Dedim ve yine masmavi gözleriyle gözlerimin içine baktı. Evet doğruyu söylemek gerekirse bakışları çok etkileyiciydi.

"Hoşçakal." dedim ve kapıyı açtım. Tam dışarı çıkacakken;

"Gitme." dedi Rüzgar. Ben şaşkınlıkla arkamı dönüp;

"Efendim?"

Rüzgar hafifçe gülümsedi. Hafifçe gülümsemesine rağmen yanağındaki gamzesi belli oluyordu. Yani gülmek ona çok yakışıyordu.

"Gidemezsin işte. Borcunu ödemeden nereye gidiyorsun?. Borcunu ödeyeceksin."

"Burda kalmadanda ödeyebilirim parayı."

"Nerde kalıcaksın peki?" dedi ve ben dudağımı ısırdım ve başımı öne eğdim.

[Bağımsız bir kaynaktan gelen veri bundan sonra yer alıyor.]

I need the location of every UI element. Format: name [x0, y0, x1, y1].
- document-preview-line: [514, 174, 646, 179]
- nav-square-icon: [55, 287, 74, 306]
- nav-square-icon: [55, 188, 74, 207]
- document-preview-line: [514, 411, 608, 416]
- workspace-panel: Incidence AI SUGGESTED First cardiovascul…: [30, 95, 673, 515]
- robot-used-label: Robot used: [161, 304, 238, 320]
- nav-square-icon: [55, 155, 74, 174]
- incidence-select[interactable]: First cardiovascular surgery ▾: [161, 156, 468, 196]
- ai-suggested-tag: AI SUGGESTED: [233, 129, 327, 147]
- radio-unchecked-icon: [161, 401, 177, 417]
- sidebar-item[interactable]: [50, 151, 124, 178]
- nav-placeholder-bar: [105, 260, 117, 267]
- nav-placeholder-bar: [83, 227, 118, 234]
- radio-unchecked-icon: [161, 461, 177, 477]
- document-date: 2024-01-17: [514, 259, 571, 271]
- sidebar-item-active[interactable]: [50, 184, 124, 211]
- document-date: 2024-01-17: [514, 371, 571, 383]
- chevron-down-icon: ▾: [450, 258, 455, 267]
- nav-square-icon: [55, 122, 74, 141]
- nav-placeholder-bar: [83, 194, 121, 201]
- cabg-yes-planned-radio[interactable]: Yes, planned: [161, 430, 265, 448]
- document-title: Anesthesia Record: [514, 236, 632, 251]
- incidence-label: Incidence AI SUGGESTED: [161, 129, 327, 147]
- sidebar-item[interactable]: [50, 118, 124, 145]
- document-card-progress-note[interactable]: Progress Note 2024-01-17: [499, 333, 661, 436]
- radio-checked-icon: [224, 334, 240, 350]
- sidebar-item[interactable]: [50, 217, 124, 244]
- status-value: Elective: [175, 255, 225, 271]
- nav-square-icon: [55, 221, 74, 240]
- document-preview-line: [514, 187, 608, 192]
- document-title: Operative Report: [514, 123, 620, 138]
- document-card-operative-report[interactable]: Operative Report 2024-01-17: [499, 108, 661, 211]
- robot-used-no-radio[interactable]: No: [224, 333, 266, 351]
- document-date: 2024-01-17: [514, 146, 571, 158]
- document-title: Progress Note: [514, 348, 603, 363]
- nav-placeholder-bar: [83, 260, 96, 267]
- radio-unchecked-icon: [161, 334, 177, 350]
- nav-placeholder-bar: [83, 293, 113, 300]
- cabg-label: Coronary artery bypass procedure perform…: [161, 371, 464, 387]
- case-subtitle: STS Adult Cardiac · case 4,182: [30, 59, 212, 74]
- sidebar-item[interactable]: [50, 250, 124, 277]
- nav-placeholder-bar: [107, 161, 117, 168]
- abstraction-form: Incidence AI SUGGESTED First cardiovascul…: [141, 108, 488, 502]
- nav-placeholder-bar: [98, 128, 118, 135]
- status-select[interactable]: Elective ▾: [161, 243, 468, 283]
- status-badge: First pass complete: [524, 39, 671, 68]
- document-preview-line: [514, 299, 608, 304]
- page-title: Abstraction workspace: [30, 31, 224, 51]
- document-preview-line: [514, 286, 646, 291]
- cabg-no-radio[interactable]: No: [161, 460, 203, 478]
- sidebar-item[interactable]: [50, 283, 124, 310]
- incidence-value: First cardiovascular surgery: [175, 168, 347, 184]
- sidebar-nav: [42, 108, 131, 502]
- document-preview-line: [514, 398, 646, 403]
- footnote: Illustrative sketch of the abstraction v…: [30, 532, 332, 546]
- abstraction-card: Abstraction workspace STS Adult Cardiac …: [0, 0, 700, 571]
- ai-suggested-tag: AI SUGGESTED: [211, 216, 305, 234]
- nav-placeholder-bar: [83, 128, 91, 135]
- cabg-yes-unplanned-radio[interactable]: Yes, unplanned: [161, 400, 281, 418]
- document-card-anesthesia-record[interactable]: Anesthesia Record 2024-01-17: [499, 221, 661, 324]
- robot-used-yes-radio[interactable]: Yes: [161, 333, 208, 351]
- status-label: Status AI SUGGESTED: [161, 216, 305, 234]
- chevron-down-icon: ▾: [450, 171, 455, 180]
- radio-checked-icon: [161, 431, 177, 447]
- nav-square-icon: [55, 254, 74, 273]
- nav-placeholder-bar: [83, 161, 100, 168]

"Gitmeyeceksin." dedi ve kolumdan tutup kapıyı kapadı.

"Hadi geç oldu. Sende gir odaya uyu."

"Konuşmayacak mıyız?"

"Çenen biraz dinlensin. Yarın konuşuruz her şeyi olur mu?"

Dedi. Resmen bana geveze demişti. Ama ilk kez Rüzgarın bana -çenen biraz dinlensin- yani geveze demesi hoşuma gitmişti.

"Olur tabi. İyi geceler" dedim.

"Sanada iyi geceler."

Dedi ve odasına girdi. Şaşkındım. Şaşkınlıkla odama girdim ve bavulumu yere koydum. İğnemi yapıp yatağıma uzandım. Bugün çok farklıydı. Yorgun hissediyordum kendimi. Gözlerimi kapadım ve uyudum.